Homogeneous Speaker Features for On-the-Fly Dysarthric and Elderly Speaker Adaptation
Mengzhe Geng, Xurong Xie, Jiajun Deng, Zengrui Jin, Guinan Li, Tianzi Wang, Shujie Hu, Zhaoqing Li, Helen Meng, Xunying Liu
TL;DR
This work addresses the mismatch, data scarcity, and speaker variability challenges in dysarthric and elderly ASR by introducing two on-the-fly, data-efficient adaptation methods. It combines variance-regularized spectral basis embedding (VR-SBE) features with a regression-based, on-the-fly LHUC transform (f-LHUC) driven by VR-SBE to rapidly personalize TDNN/Conformer models at test time. Across English and Cantonese datasets (four corpora), the proposed methods yield statistically significant WER/CER reductions up to 5.32% absolute (18.57% relative) over iVector/xVector baselines and up to 2.24% absolute (9.20% relative) over offline LHUC, while delivering real-time factors up to 33.6x faster than xVectors and demonstrating data-quantity invariance in adaptation.
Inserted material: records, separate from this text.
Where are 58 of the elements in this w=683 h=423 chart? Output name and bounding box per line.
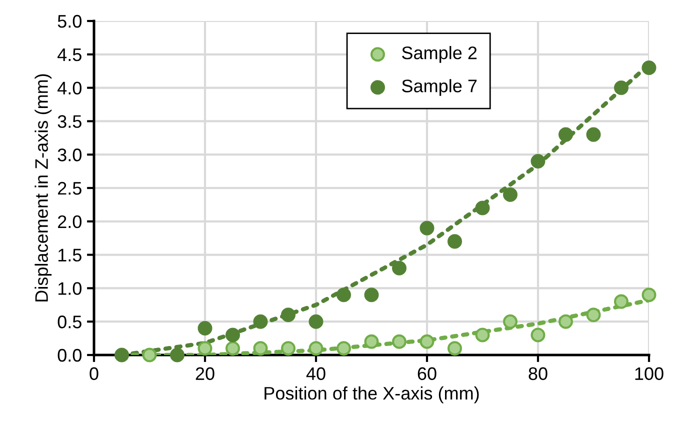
point: [364, 288, 379, 302]
y-tick-label: 2.0: [58, 215, 82, 228]
y-tick-label: 0.0: [58, 348, 82, 362]
point: [614, 80, 629, 96]
point: [253, 314, 268, 329]
legend-label: Sample 2: [402, 46, 477, 63]
x-tick-label: 100: [635, 367, 664, 380]
y-tick-label: 0.5: [58, 316, 82, 328]
point: [447, 341, 462, 356]
point: [198, 321, 212, 336]
point: [170, 348, 185, 362]
x-tick-label: 60: [418, 367, 436, 380]
y-axis-title: Displacement in Z-axis (mm): [34, 74, 52, 302]
point: [308, 341, 324, 356]
point: [530, 328, 546, 342]
point: [558, 314, 574, 329]
point: [420, 220, 434, 236]
point: [114, 348, 130, 362]
y-tick-label: 1.0: [58, 282, 82, 295]
point: [447, 234, 462, 249]
point: [364, 334, 379, 349]
point: [558, 127, 574, 142]
x-tick-label: 0: [90, 367, 98, 380]
point: [502, 314, 518, 329]
point: [530, 154, 546, 169]
y-tick-label: 4.5: [58, 48, 82, 62]
x-axis-title: Position of the X-axis (mm): [264, 386, 479, 404]
point: [336, 288, 352, 302]
point: [475, 200, 490, 216]
y-tick-label: 3.5: [58, 115, 82, 128]
point: [392, 260, 407, 276]
x-tick-label: 80: [528, 367, 548, 380]
point: [614, 294, 629, 309]
y-tick-label: 4.0: [58, 82, 82, 95]
point: [586, 308, 601, 322]
point: [642, 60, 656, 76]
y-tick-label: 2.5: [58, 182, 82, 195]
y-tick-label: 3.0: [58, 148, 82, 162]
x-tick-label: 20: [196, 367, 214, 380]
y-tick-label: 1.5: [58, 248, 82, 262]
legend-label: Sample 7: [402, 79, 477, 96]
point: [420, 334, 434, 349]
point: [253, 341, 268, 356]
point: [142, 348, 157, 362]
point: [336, 341, 352, 356]
point: [392, 334, 407, 349]
y-tick-label: 5.0: [58, 14, 82, 28]
point: [225, 341, 240, 356]
point: [225, 328, 240, 342]
point: [586, 127, 601, 142]
point: [308, 314, 324, 329]
point: [280, 341, 296, 356]
point: [475, 328, 490, 342]
point: [642, 288, 656, 302]
point: [280, 308, 296, 322]
point: [502, 187, 518, 202]
point: [198, 341, 212, 356]
x-tick-label: 40: [306, 367, 326, 380]
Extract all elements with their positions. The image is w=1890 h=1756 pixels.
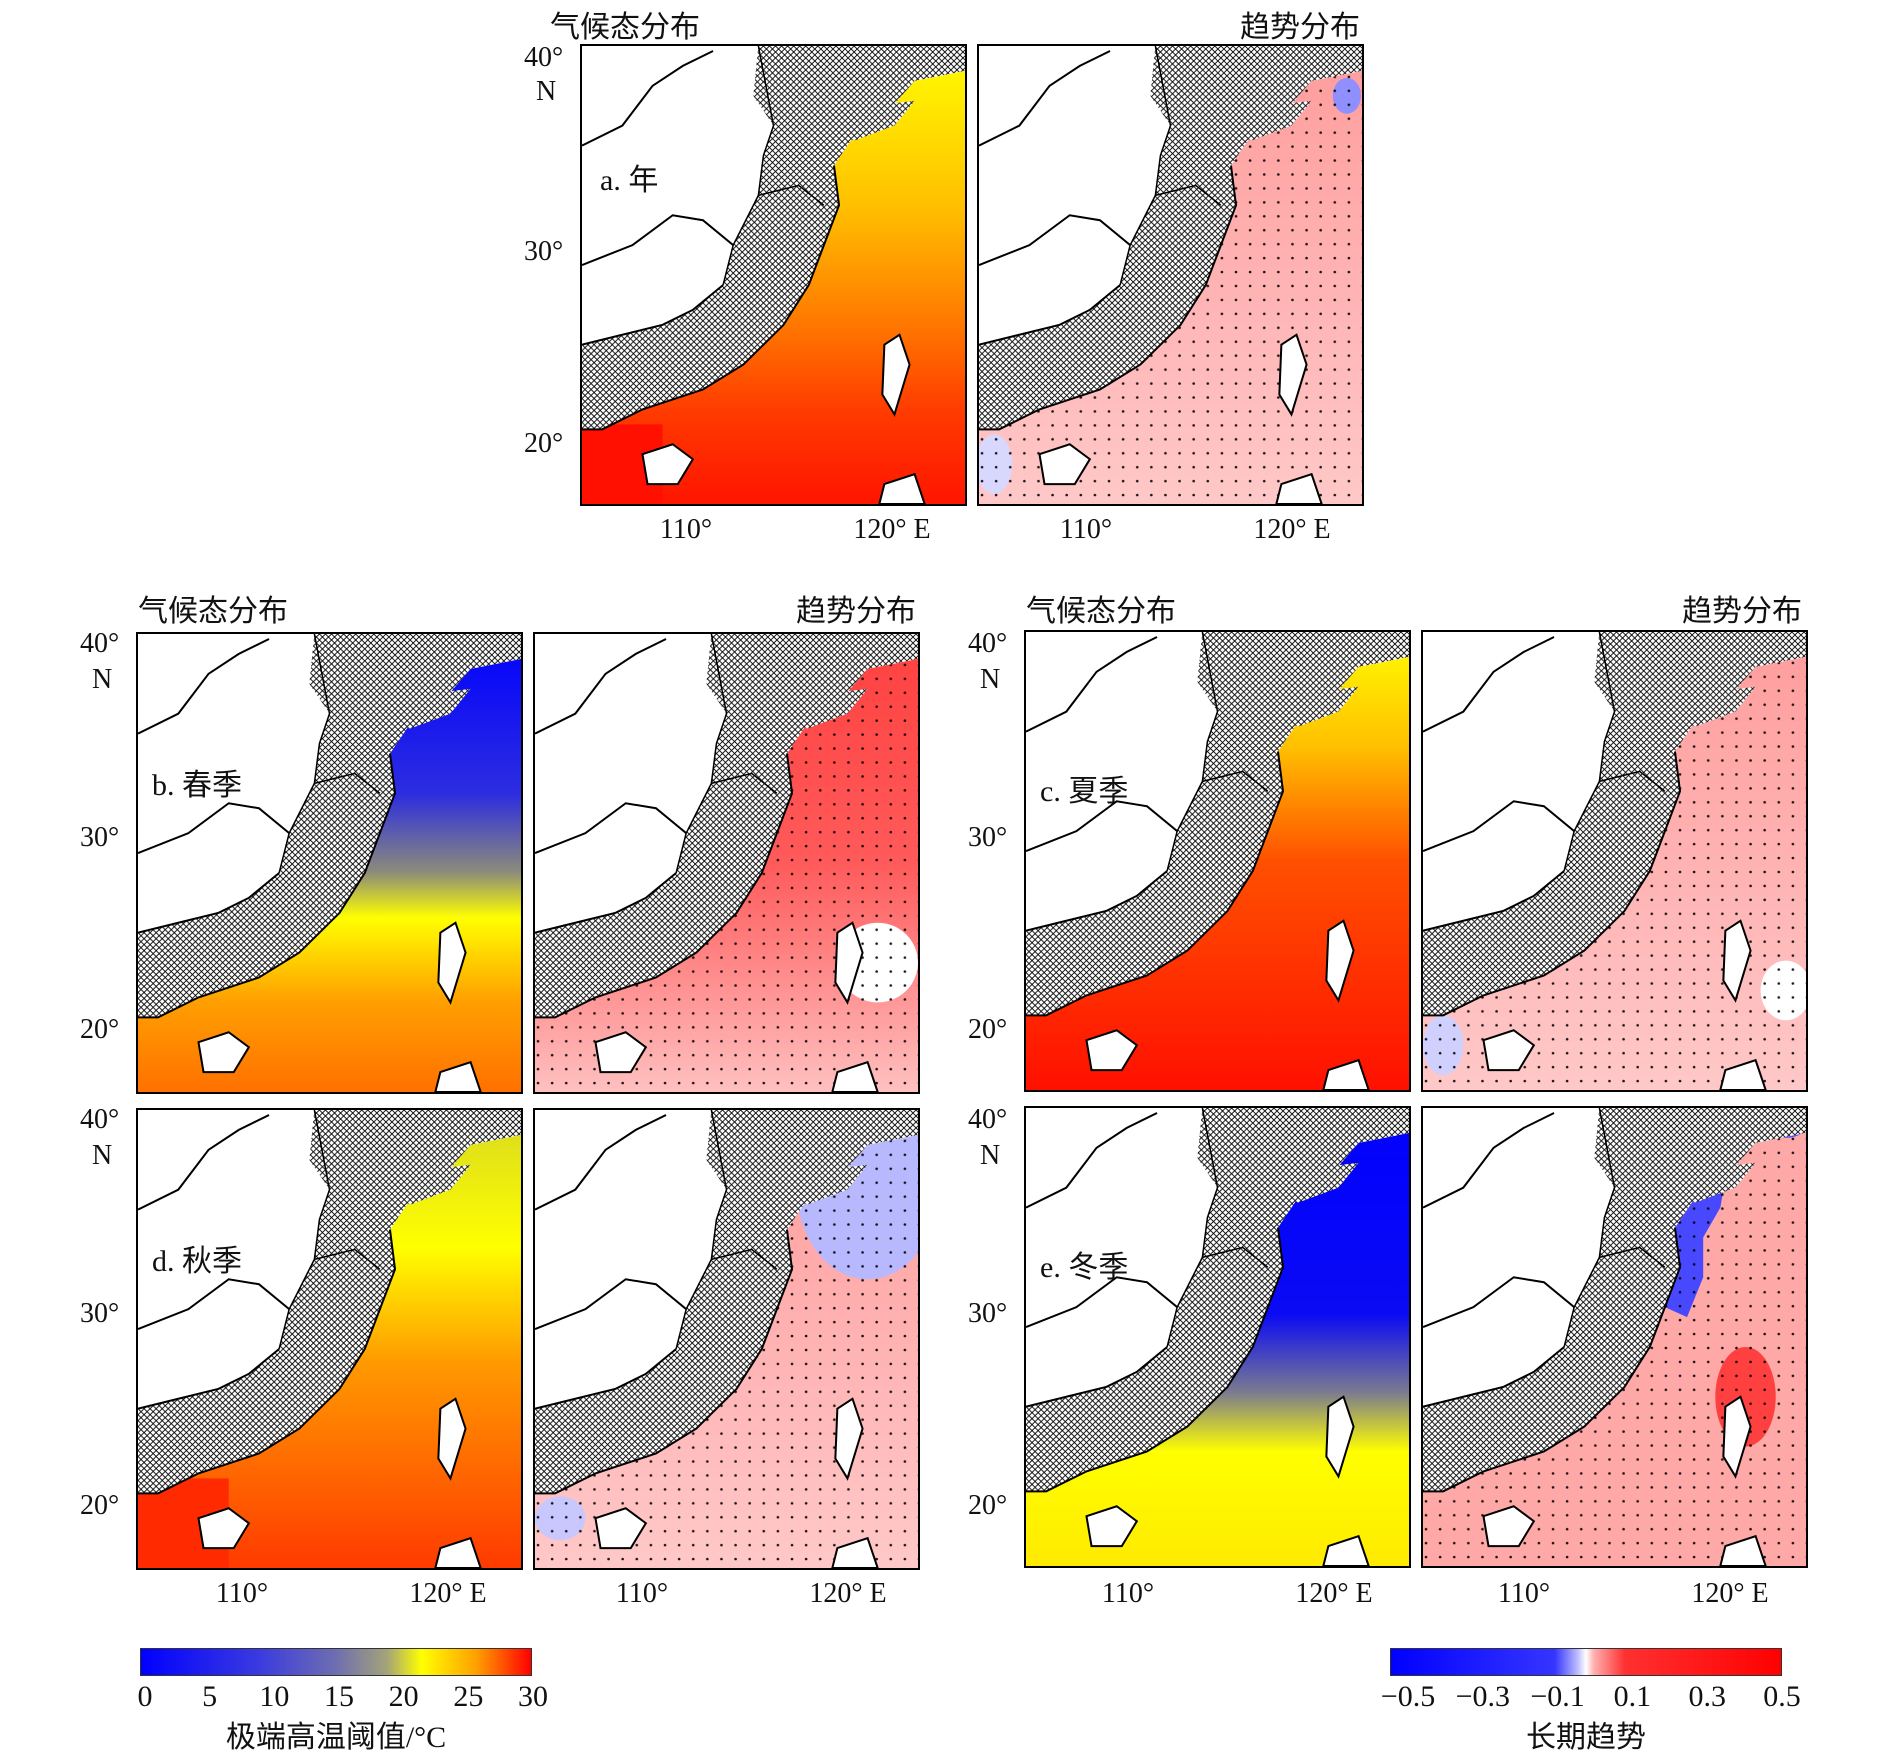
colorbar-trend-tick-2: −0.1 — [1530, 1680, 1585, 1713]
map-e-climate — [1024, 1106, 1411, 1568]
lon-tick-120-a2: 120° E — [1253, 514, 1331, 545]
panel-a-label: a. 年 — [600, 164, 659, 197]
colorbar-climate-title: 极端高温阈值/°C — [225, 1721, 447, 1754]
colorbar-trend-tick-4: 0.3 — [1688, 1680, 1726, 1713]
colorbar-climate-tick-1: 5 — [202, 1680, 218, 1713]
colorbar-trend-title: 长期趋势 — [1526, 1721, 1646, 1754]
colorbar-trend-tick-0: −0.5 — [1380, 1680, 1436, 1713]
lat-tick-40-b: 40° — [80, 628, 120, 659]
colorbar-trend-tick-1: −0.3 — [1455, 1680, 1511, 1713]
lon-tick-120-d1: 120° E — [409, 1578, 487, 1609]
lat-tick-20-e: 20° — [968, 1490, 1008, 1521]
panel-c-left-title: 气候态分布 — [1026, 595, 1176, 628]
lat-tick-40: 40° — [524, 42, 564, 73]
lat-tick-40-d: 40° — [80, 1104, 120, 1135]
lat-tick-20-c: 20° — [968, 1014, 1008, 1045]
lon-tick-110-d2: 110° — [615, 1578, 669, 1609]
lat-unit-d: N — [92, 1140, 113, 1171]
panel-b-label: b. 春季 — [152, 769, 242, 802]
lat-tick-20-b: 20° — [80, 1014, 120, 1045]
lat-tick-20-d: 20° — [80, 1490, 120, 1521]
colorbar-climate-tick-6: 30 — [518, 1680, 548, 1713]
lon-tick-110-d1: 110° — [215, 1578, 269, 1609]
panel-e-label: e. 冬季 — [1040, 1251, 1129, 1284]
lat-unit-e: N — [980, 1140, 1001, 1171]
map-a-climate — [580, 44, 967, 506]
lat-unit: N — [536, 76, 557, 107]
lon-tick-120-d2: 120° E — [809, 1578, 887, 1609]
map-c-trend — [1421, 630, 1808, 1092]
lon-tick-110-e1: 110° — [1101, 1578, 1155, 1609]
map-e-trend — [1421, 1106, 1808, 1568]
lat-tick-30-e: 30° — [968, 1298, 1008, 1329]
panel-a-right-title: 趋势分布 — [1240, 11, 1360, 44]
map-b-climate — [136, 632, 523, 1094]
colorbar-climate-tick-0: 0 — [137, 1680, 153, 1713]
lat-tick-40-e: 40° — [968, 1104, 1008, 1135]
lon-tick-120-a1: 120° E — [853, 514, 931, 545]
lon-tick-110-a1: 110° — [659, 514, 713, 545]
map-a-trend — [977, 44, 1364, 506]
map-c-climate — [1024, 630, 1411, 1092]
lon-tick-120-e1: 120° E — [1295, 1578, 1373, 1609]
panel-c-right-title: 趋势分布 — [1682, 595, 1802, 628]
lat-tick-30-c: 30° — [968, 822, 1008, 853]
colorbar-climate-tick-2: 10 — [259, 1680, 290, 1713]
panel-b-right-title: 趋势分布 — [796, 595, 916, 628]
colorbar-climate — [140, 1648, 532, 1676]
panel-d-label: d. 秋季 — [152, 1245, 242, 1278]
lat-tick-30: 30° — [524, 236, 564, 267]
map-d-climate — [136, 1108, 523, 1570]
lat-tick-30-b: 30° — [80, 822, 120, 853]
colorbar-trend — [1390, 1648, 1782, 1676]
lon-tick-110-e2: 110° — [1497, 1578, 1551, 1609]
panel-a-left-title: 气候态分布 — [550, 11, 700, 44]
colorbar-climate-tick-4: 20 — [388, 1680, 419, 1713]
panel-b-left-title: 气候态分布 — [138, 595, 288, 628]
lat-unit-c: N — [980, 664, 1001, 695]
panel-c-label: c. 夏季 — [1040, 775, 1129, 808]
colorbar-climate-tick-5: 25 — [453, 1680, 484, 1713]
colorbar-trend-tick-3: 0.1 — [1613, 1680, 1652, 1713]
colorbar-climate-tick-3: 15 — [324, 1680, 354, 1713]
colorbar-trend-tick-5: 0.5 — [1763, 1680, 1801, 1713]
lat-tick-40-c: 40° — [968, 628, 1008, 659]
map-d-trend — [533, 1108, 920, 1570]
lat-tick-20: 20° — [524, 428, 564, 459]
map-b-trend — [533, 632, 920, 1094]
lon-tick-120-e2: 120° E — [1691, 1578, 1769, 1609]
lon-tick-110-a2: 110° — [1059, 514, 1113, 545]
lat-tick-30-d: 30° — [80, 1298, 120, 1329]
lat-unit-b: N — [92, 664, 113, 695]
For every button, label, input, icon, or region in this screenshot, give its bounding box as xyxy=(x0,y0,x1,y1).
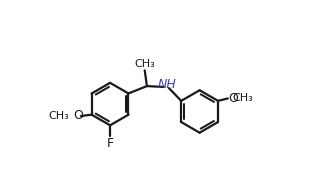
Text: NH: NH xyxy=(157,78,176,91)
Text: O: O xyxy=(73,109,83,122)
Text: F: F xyxy=(107,137,114,150)
Text: CH₃: CH₃ xyxy=(49,111,70,121)
Text: CH₃: CH₃ xyxy=(134,59,155,69)
Text: O: O xyxy=(228,92,238,105)
Text: CH₃: CH₃ xyxy=(232,93,253,103)
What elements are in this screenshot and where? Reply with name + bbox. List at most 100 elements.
The results also show stronger speaker-level homogeneity than traditional embeddings, with t-SNE analyses supporting the improved consistency, and achieve competitive or state-of-the-art performance on challenging datasets such as UASpeech, indicating practical impact for real-time assistive ASR for dysarthric and elderly speakers.
Abstract
The application of data-intensive automatic speech recognition (ASR) technologies to dysarthric and elderly adult speech is confronted by their mismatch against healthy and nonaged voices, data scarcity and large speaker-level variability. To this end, this paper proposes two novel data-efficient methods to learn homogeneous dysarthric and elderly speaker-level features for rapid, on-the-fly test-time adaptation of DNN/TDNN and Conformer ASR models. These include: 1) speaker-level variance-regularized spectral basis embedding (VR-SBE) features that exploit a special regularization term to enforce homogeneity of speaker features in adaptation; and 2) feature-based learning hidden unit contributions (f-LHUC) transforms that are conditioned on VR-SBE features. Experiments are conducted on four tasks across two languages: the English UASpeech and TORGO dysarthric speech datasets, the English DementiaBank Pitt and Cantonese JCCOCC MoCA elderly speech corpora. The proposed on-the-fly speaker adaptation techniques consistently outperform baseline iVector and xVector adaptation by statistically significant word or character error rate reductions up to 5.32% absolute (18.57% relative) and batch-mode LHUC speaker adaptation by 2.24% absolute (9.20% relative), while operating with real-time factors speeding up to 33.6 times against xVectors during adaptation. The efficacy of the proposed adaptation techniques is demonstrated in a comparison against current ASR technologies including SSL pre-trained systems on UASpeech, where our best system produces a state-of-the-art WER of 23.33%. Analyses show VR-SBE features and f-LHUC transforms are insensitive to speaker-level data quantity in testtime adaptation. T-SNE visualization reveals they have stronger speaker-level homogeneity than baseline iVectors, xVectors and batch-mode LHUC transforms.